= Film Advisory Board =

The Film Advisory Board (FAB) is a member-supported organization founded in 1975 by Elayne Blythe (1919-2005). The FAB's "Award of Excellence" was developed to award quality family-oriented and children's entertainment in both print and electronic media.

The second division of FAB is the FAB Ratings System. Originally developed by Elayne Blythe in four categories ("L", "V", "N" and "S", for (respectively) Language, Violence, Nudity and Sex), the present system was developed in 1988 at the request of independent film makers and distributors as an alternative to the Motion Picture Association of America film rating system. The FAB ratings system is intended to be less costly and more informative than the MPAA's system. The ratings fee is based on the film's running time instead of negative cost, and the ratings are based on the level of maturity of the material's intended audience, rather than the film's content.

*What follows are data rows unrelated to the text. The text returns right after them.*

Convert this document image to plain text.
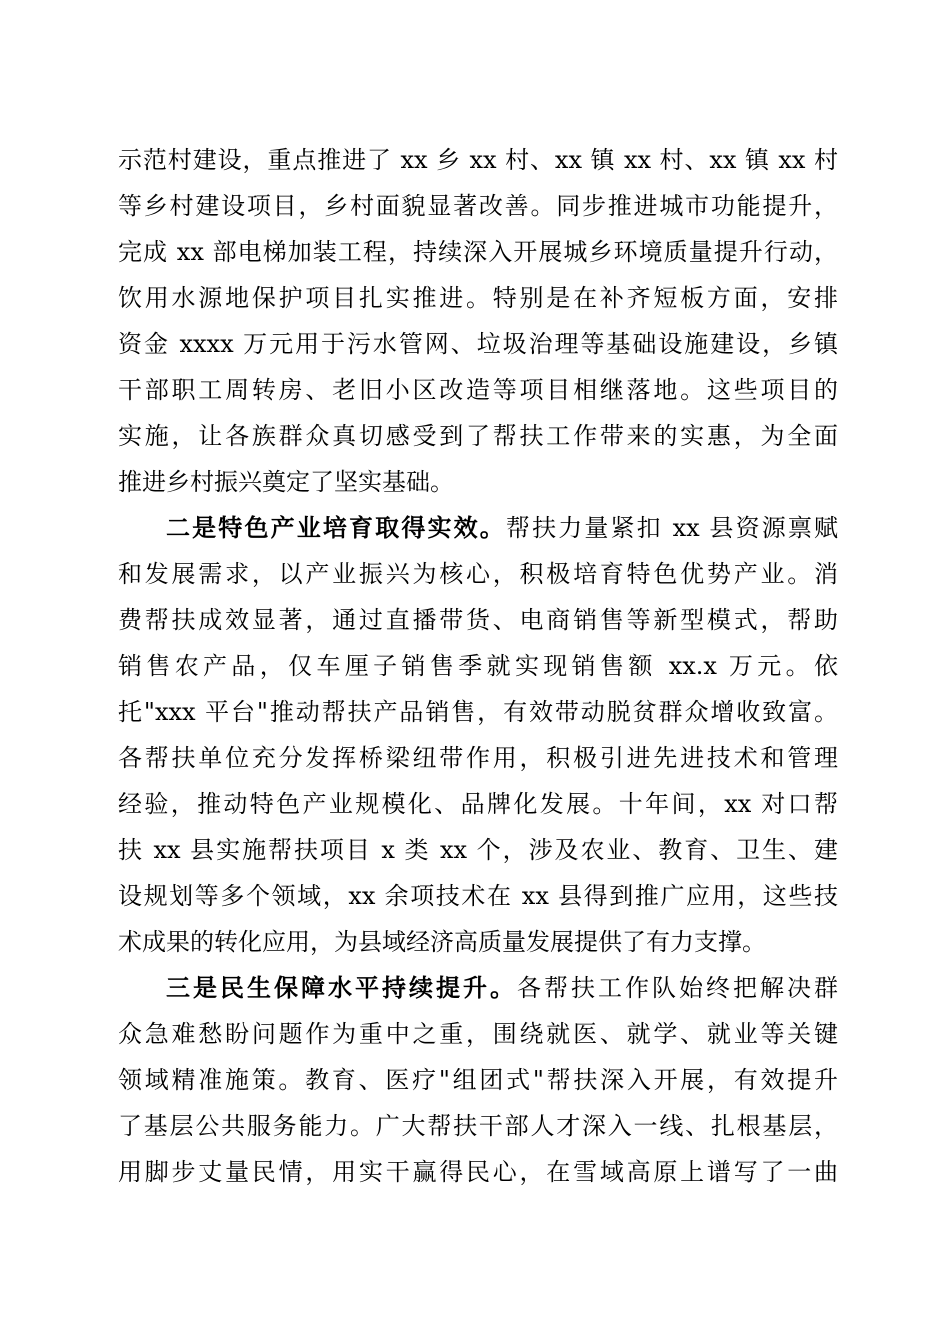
示范村建设，重点推进了 xx 乡 xx 村、xx 镇 xx 村、xx 镇 xx 村
等乡村建设项目，乡村面貌显著改善。同步推进城市功能提升，
完成 xx 部电梯加装工程，持续深入开展城乡环境质量提升行动，
饮用水源地保护项目扎实推进。特别是在补齐短板方面，安排
资金 xxxx 万元用于污水管网、垃圾治理等基础设施建设，乡镇
干部职工周转房、老旧小区改造等项目相继落地。这些项目的
实施，让各族群众真切感受到了帮扶工作带来的实惠，为全面
推进乡村振兴奠定了坚实基础。
二是特色产业培育取得实效。帮扶力量紧扣 xx 县资源禀赋
和发展需求，以产业振兴为核心，积极培育特色优势产业。消
费帮扶成效显著，通过直播带货、电商销售等新型模式，帮助
销售农产品，仅车厘子销售季就实现销售额 xx.x 万元。依
托"xxx 平台"推动帮扶产品销售，有效带动脱贫群众增收致富。
各帮扶单位充分发挥桥梁纽带作用，积极引进先进技术和管理
经验，推动特色产业规模化、品牌化发展。十年间，xx 对口帮
扶 xx 县实施帮扶项目 x 类 xx 个，涉及农业、教育、卫生、建
设规划等多个领域，xx 余项技术在 xx 县得到推广应用，这些技
术成果的转化应用，为县域经济高质量发展提供了有力支撑。
三是民生保障水平持续提升。各帮扶工作队始终把解决群
众急难愁盼问题作为重中之重，围绕就医、就学、就业等关键
领域精准施策。教育、医疗"组团式"帮扶深入开展，有效提升
了基层公共服务能力。广大帮扶干部人才深入一线、扎根基层，
用脚步丈量民情，用实干赢得民心，在雪域高原上谱写了一曲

While the FAB ratings system is not as recognized or well known as the MPAA's rating system, it is in use by a number of commercial video distributors for direct-to-video releases that would have been impractical to submit to the MPAA.

==Rating system==

The Film Advisory Board has six ratings categories. Each includes a brief description as to the rating's explanation, such as "Violence in Battle Scenes", "Substance Abuse" or "Brief Nudity".

- Children
 C - Ages 10 and under.

- Family
 F - All ages.

- Parental Discretion
 PD - Content description implies age suitability.
 Formerly M (Mature).

- Parental Discretion-Mature
 PD -M - Ages 13 and over.
 Formerly VM (Very Mature).

- Extremely Mature
EM - Ages 17 and over.

- Adults Only
 AO - Ages 18 and over only.

==Criticism of the Seal of Excellence==

The Film Advisory Board has come under criticism as of late with the seemingly wide use of the FAB Seal of Excellence, with critics stating that while the seal denotes family-friendly entertainment, it does not always denote quality. Critic Erik Childress has criticized the Film Advisory Board for being hypocritical in its application of the Seal of Excellence, in part because it was applied to such films as Deck the Halls and the 2006 remake of The Pink Panther, both of which he felt violated the FAB's listed guidelines by including "strong sexual content...related to sex and titillation". When Gelf Magazine contacted Janet Stokes, current head of the FAB, about awarding the FAB Seal of Excellence to the box-office flop Deck the Halls, she admitted that the FAB does not review movies, but determines which are suitable for children:
We're not critics. Critics are people who say the 'yay' or the 'nay'. We don’t do that. If we can't say something good about a film, we don’t give them an award.